Das Orgelwerk wurde auf den gewachsenen Bestand von 1911 restauriert.
| Pfeifenwerk | ||
| Gedact | 8 Fuß | Eiche, original, restauriert |
| Flaut traver | 8 Fuß | C-H Transmission mit Gedact 8', ab c° Obstholz, nach Oestreich rekonstruiert |
| Quintatön | 8 Fuß | C-H Fichte/Eiche, ab c° Metall, restauriert |
| Salicional | 8 Fuß | C-H Transmission mit Quintatön 8', ab c° Metall, restauriert |
| Principal | 4 Fuß | C-h' Prospekt in 12lötig. Zinn nach Oestreich rekonstruiert, ab c'' Metall restauriert |
| Gedact | 4 Fuß | C-h' gedeckt, ab c'' Metall offen, restauriert |
| Octave | 2 Fuß | Metall, restauriert |
| Mixtur | 3fach 1 Fuß | Metall, restauriert, Rep. c°, c'' |
| Subbass | 16 Fuß | Fichte, restauriert |
Geschichte der Orgel
Bei dem vorhandenen Orgelwerk handelt es sich mit großer Wahrscheinlichkeit um ein historisches Werk aus der Werkstatt der Orgelbausippe Oestreich aus Oberbimbach bei Fulda. In seinem jetzigen Zustand ist das Werk in mehreren Schritten abhängig von den jeweiligen Orgelbauern gewachsen.
Nach dem Urteil des Orgelbauers Markert aus Ostheim wurde die Orgel in der alten Kirche in Motzlar in den Jahren 1780 bis 1810 erbaut. Sie war größtenteils aus Eichenholz gefertigt. Urkundlich wird eine Orgel in Motzlar zum ersten Mal im Jahre 1841 erwähnt.
Durch Julius Fuchs, Orgelbauer in Meiningen, wurde für 7 Thaler eine Reparatur vorgenommen. Ebenso wurde eine Ausbesserung am Orgelwerk 1844 durch Fuchs durchgeführt.
In dem Bericht des Pfarramtes zu Schleid vom 30.05.1860 ordnete die J. K. an, dass die Orgel durch den als tüchtigen und reellen Fachmann empfohlenen Orgelbauer G. F. Wagner aus Hersfeld repariert werden sollte. In dem Vertrag mit dem Orgelbauer wurden 70 Thaler für die Reparatur festgesetzt. Am 10.09.1860 waren die Reparaturen abgeschlossen.

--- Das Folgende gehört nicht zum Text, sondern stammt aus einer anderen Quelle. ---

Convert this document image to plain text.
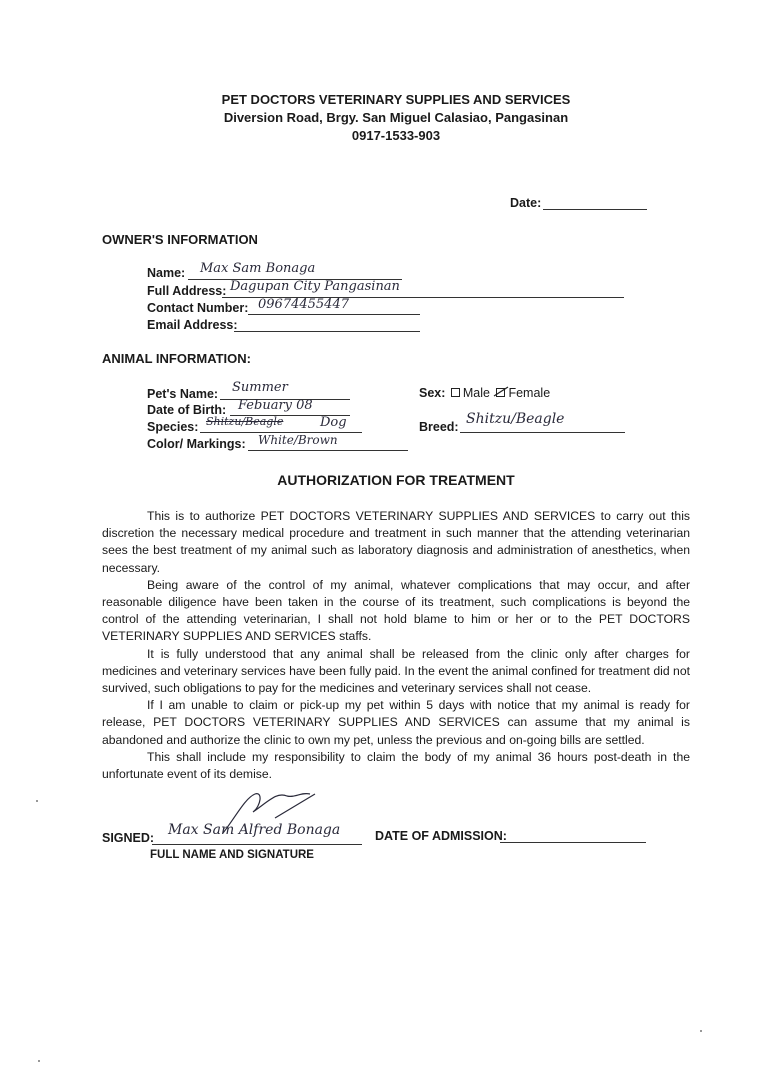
PET DOCTORS VETERINARY SUPPLIES AND SERVICES
Diversion Road, Brgy. San Miguel Calasiao, Pangasinan
0917-1533-903
Date:
OWNER'S INFORMATION
Name: Max Sam Bonaga
Full Address: Dagupan City Pangasinan
Contact Number: 09674455447
Email Address:
ANIMAL INFORMATION:
Pet's Name: Summer
Date of Birth: Febuary 08
Species: Shitzu/Beagle	Dog
Color/ Markings: White/Brown
Sex: Male Female
Breed: Shitzu/Beagle
AUTHORIZATION FOR TREATMENT

This is to authorize PET DOCTORS VETERINARY SUPPLIES AND SERVICES to carry out this discretion the necessary medical procedure and treatment in such manner that the attending veterinarian sees the best treatment of my animal such as laboratory diagnosis and administration of anesthetics, when necessary.

Being aware of the control of my animal, whatever complications that may occur, and after reasonable diligence have been taken in the course of its treatment, such complications is beyond the control of the attending veterinarian, I shall not hold blame to him or her or to the PET DOCTORS VETERINARY SUPPLIES AND SERVICES staffs.

It is fully understood that any animal shall be released from the clinic only after charges for medicines and veterinary services have been fully paid. In the event the animal confined for treatment did not survived, such obligations to pay for the medicines and veterinary services shall not cease.

If I am unable to claim or pick-up my pet within 5 days with notice that my animal is ready for release, PET DOCTORS VETERINARY SUPPLIES AND SERVICES can assume that my animal is abandoned and authorize the clinic to own my pet, unless the previous and on-going bills are settled.

This shall include my responsibility to claim the body of my animal 36 hours post-death in the unfortunate event of its demise.

SIGNED: Max Sam Alfred Bonaga
FULL NAME AND SIGNATURE
DATE OF ADMISSION:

Durch das neue Leimfachwerk über dem Orgelwerk konnte das Instrument aufgrund der feuchten Witterung jedoch noch nicht sogleich wieder eingebaut werden. Am 23.07.1861 war das Orgelwerk dann schließlich eingebaut und wurde durch die übliche Orgelprobe durch den Kantor Möller aus Geisa abgenommen.
Durch einen Blitzschlag wurde 1876 auch die Orgel beschädigt. Als dann auch 1878 die Bälge schadhaft wurden, beantragte der damalige Pastor Vogt am 14.06.1878 bei der J. K. die Reparatur der Orgel durch den Orgelbauer Hahner aus Fulda, die auch genehmigt wurde.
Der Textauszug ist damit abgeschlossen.